Confrontations did not escalate into arrests elsewhere. University of Michigan commencement was momentarily disrupted by pro-Palestinian demonstrators in Ann Arbor. The university in question, along with numerous others, modified its security protocols to accommodate graduation ceremonies. 

Dozens of students brandishing Palestinian flags and donning the traditional keffiyeh headdress and graduation caps as they descended the centre aisle of Michigan Stadium to the applause and censure of thousands of spectators were captured on social media. 

As per a university spokesperson, Colleen Mastony, while campus police escorted the protestors to the rear of the stadium as the ceremony continued, no arrests were reported. 
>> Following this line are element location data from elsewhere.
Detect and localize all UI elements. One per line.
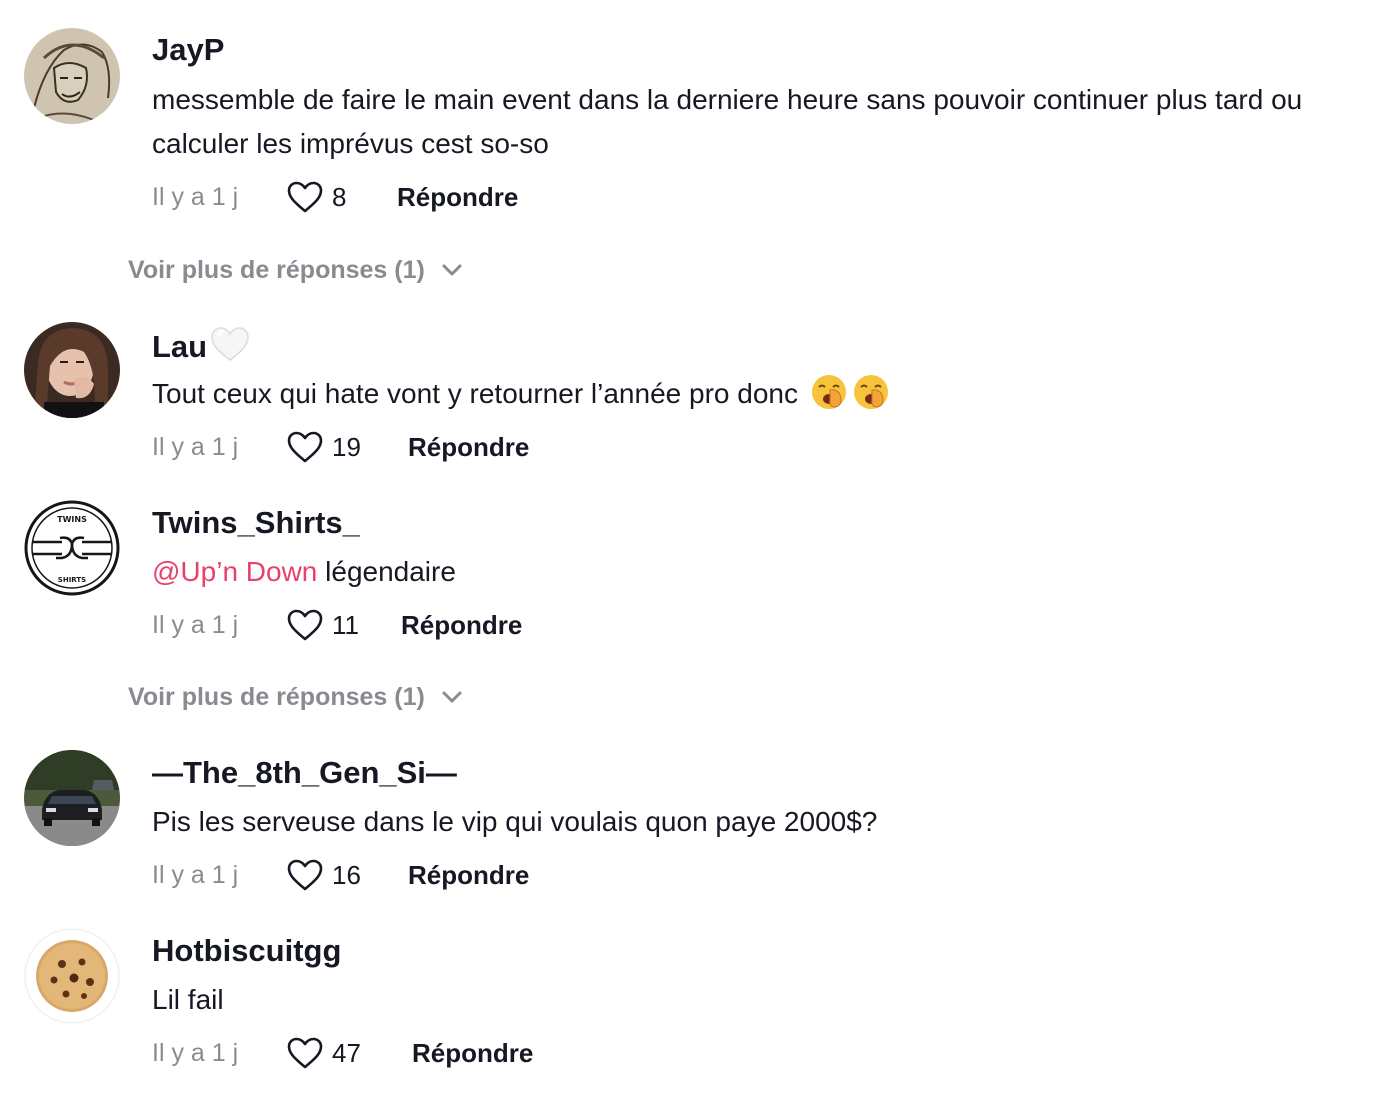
timestamp: Il y a 1 j <box>152 432 239 461</box>
like-count: 19 <box>332 431 361 462</box>
like-button[interactable]: 16 <box>286 858 408 892</box>
comment-text: messemble de faire le main event dans la… <box>152 84 1303 159</box>
comment-meta: Il y a 1 j 8 Répondre <box>152 177 518 217</box>
comment-meta: Il y a 1 j 11 Répondre <box>152 605 522 645</box>
logo-text-bottom: SHIRTS <box>58 576 86 584</box>
twins-shirts-logo-icon: TWINS SHIRTS <box>24 500 120 596</box>
yawning-face-icon <box>811 375 846 409</box>
heart-outline-icon <box>287 1037 323 1069</box>
view-more-replies-button[interactable]: Voir plus de réponses (1) <box>128 677 463 717</box>
heart-outline-icon <box>287 609 323 641</box>
sketch-portrait-avatar-icon <box>24 28 120 124</box>
like-count: 47 <box>332 1037 361 1068</box>
username[interactable]: Lau <box>152 325 251 367</box>
like-button[interactable]: 47 <box>286 1036 412 1070</box>
comment-text-body: Tout ceux qui hate vont y retourner l’an… <box>152 378 798 409</box>
comment-meta: Il y a 1 j 16 Répondre <box>152 855 529 895</box>
comment-meta: Il y a 1 j 47 Répondre <box>152 1033 533 1073</box>
avatar[interactable] <box>24 928 120 1024</box>
timestamp: Il y a 1 j <box>152 860 239 889</box>
logo-text-top: TWINS <box>57 515 87 524</box>
comment-text: Tout ceux qui hate vont y retourner l’an… <box>152 372 1362 416</box>
timestamp: Il y a 1 j <box>152 610 239 639</box>
username-text: Lau <box>152 329 208 364</box>
like-button[interactable]: 8 <box>286 180 397 214</box>
comment-text: Lil fail <box>152 984 224 1015</box>
like-button[interactable]: 11 <box>286 608 401 642</box>
yawning-face-icon <box>853 375 888 409</box>
username[interactable]: —The_8th_Gen_Si— <box>152 753 457 793</box>
avatar[interactable] <box>24 28 120 124</box>
username[interactable]: Twins_Shirts_ <box>152 503 360 543</box>
comment-text-body: légendaire <box>317 556 456 587</box>
username[interactable]: Hotbiscuitgg <box>152 931 341 971</box>
reply-button[interactable]: Répondre <box>408 860 529 891</box>
avatar[interactable] <box>24 750 120 846</box>
timestamp: Il y a 1 j <box>152 182 239 211</box>
heart-outline-icon <box>287 181 323 213</box>
chevron-down-icon <box>442 264 462 276</box>
avatar[interactable] <box>24 322 120 418</box>
car-photo-avatar-icon <box>24 750 120 846</box>
comment-meta: Il y a 1 j 19 Répondre <box>152 427 529 467</box>
view-more-replies-button[interactable]: Voir plus de réponses (1) <box>128 250 463 290</box>
reply-button[interactable]: Répondre <box>401 610 522 641</box>
reply-button[interactable]: Répondre <box>412 1038 533 1069</box>
avatar[interactable]: TWINS SHIRTS <box>24 500 120 596</box>
heart-outline-icon <box>287 859 323 891</box>
reply-button[interactable]: Répondre <box>408 432 529 463</box>
view-more-replies-label: Voir plus de réponses (1) <box>128 255 425 284</box>
woman-portrait-avatar-icon <box>24 322 120 418</box>
like-count: 8 <box>332 181 347 212</box>
mention-link[interactable]: @Up’n Down <box>152 556 317 587</box>
comment-text: Pis les serveuse dans le vip qui voulais… <box>152 806 878 837</box>
white-heart-icon <box>211 327 249 361</box>
cookie-avatar-icon <box>24 928 120 1024</box>
timestamp: Il y a 1 j <box>152 1038 239 1067</box>
heart-outline-icon <box>287 431 323 463</box>
view-more-replies-label: Voir plus de réponses (1) <box>128 682 425 711</box>
reply-button[interactable]: Répondre <box>397 182 518 213</box>
like-button[interactable]: 19 <box>286 430 408 464</box>
chevron-down-icon <box>442 691 462 703</box>
username[interactable]: JayP <box>152 30 224 70</box>
like-count: 16 <box>332 859 361 890</box>
comment-text: @Up’n Down légendaire <box>152 550 1362 594</box>
like-count: 11 <box>332 609 359 640</box>
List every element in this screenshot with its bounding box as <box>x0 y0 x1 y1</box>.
Mastony said in a statement, “Peaceful demonstrations of this nature have occurred at University of Michigan commencement ceremonies for decades.” “Freedom of expression and speech is a value upheld by the university, and administrators are ecstatic that today’s commencement was such a moment of pride and success.” 

A frequently heard refrain among protesters at the University of Michigan was “Divulge, divest.” “We will not rest or cease our efforts,” John Hendren of Al Jazeera, reporting from Ann Arbor, stated. 

“Faculty and students with whom we’ve spoken report receiving no satisfactory response regarding efforts to engage students regarding their demands. “The university has not consented to the disclosure of its Israeli investments,” he stated. 

Over the past few weeks, contrasting perspectives regarding Israel’s war in Gaza have occasionally erupted violently on college campuses in the United States. Police have been called upon by several institutions, including Columbia University in New York City, to suppress the demonstrations. 

More than 2,000 demonstrators have been apprehended by law enforcement thus far at colleges across the nation. 

In response to Israel’s offensive in Gaza, where more than 34,000 Palestinians have been slain by Israeli forces since October and the Palestinian enclave has been levelled in what human rights experts have termed a genocide, antiwar demonstrations are taking place in the United States. 

The attacks began on October 7, when the Palestinian organization Hamas launched an unprecedented assault within Israel, in which nearly 1,200 people were slain, according to Israeli authorities. 

Appalled by the Ole Miss incident

In this profoundly divisive and fiercely contested year of US elections, campus demonstrations have emerged as a novel political flashpoint. 

A larger throng presented counter-protesters at the University of Mississippi, colloquially referred to as “Ole Miss,” where they sang the national anthem and carried American flags in response to a pro-Palestinian demonstration on Thursday. 

Ole Miss, the preeminent institution of higher education in the state, was the subject of extensive indignation and censure after the circulation of a video that went viral and captured a majority-white student body mocking a black female demonstrator. 

Certain individuals vocalized discriminatory comments, and one can be overheard making monkey-like sounds at the African American student. 

While the chancellor of the university condemned the incident’s “racist overtones” and stated that an investigation was underway, Georgia Republican Representative Mike Collins uploaded the video to his X account on Friday with the caption “Ole Miss attending to business.” 

Collins, according to a Collins spokesperson, was citing instances of “regular, everyday students… resisting the very small group of leftist agitators whose sole objective is to disrupt and destroy.” 

However, the taunting elicited severe disapproval both inside and outside of campus. 

“Students demanded an end to the genocide.” James M. Thomas, a sociology professor at the University of Mississippi, wrote on X that they encountered prejudice.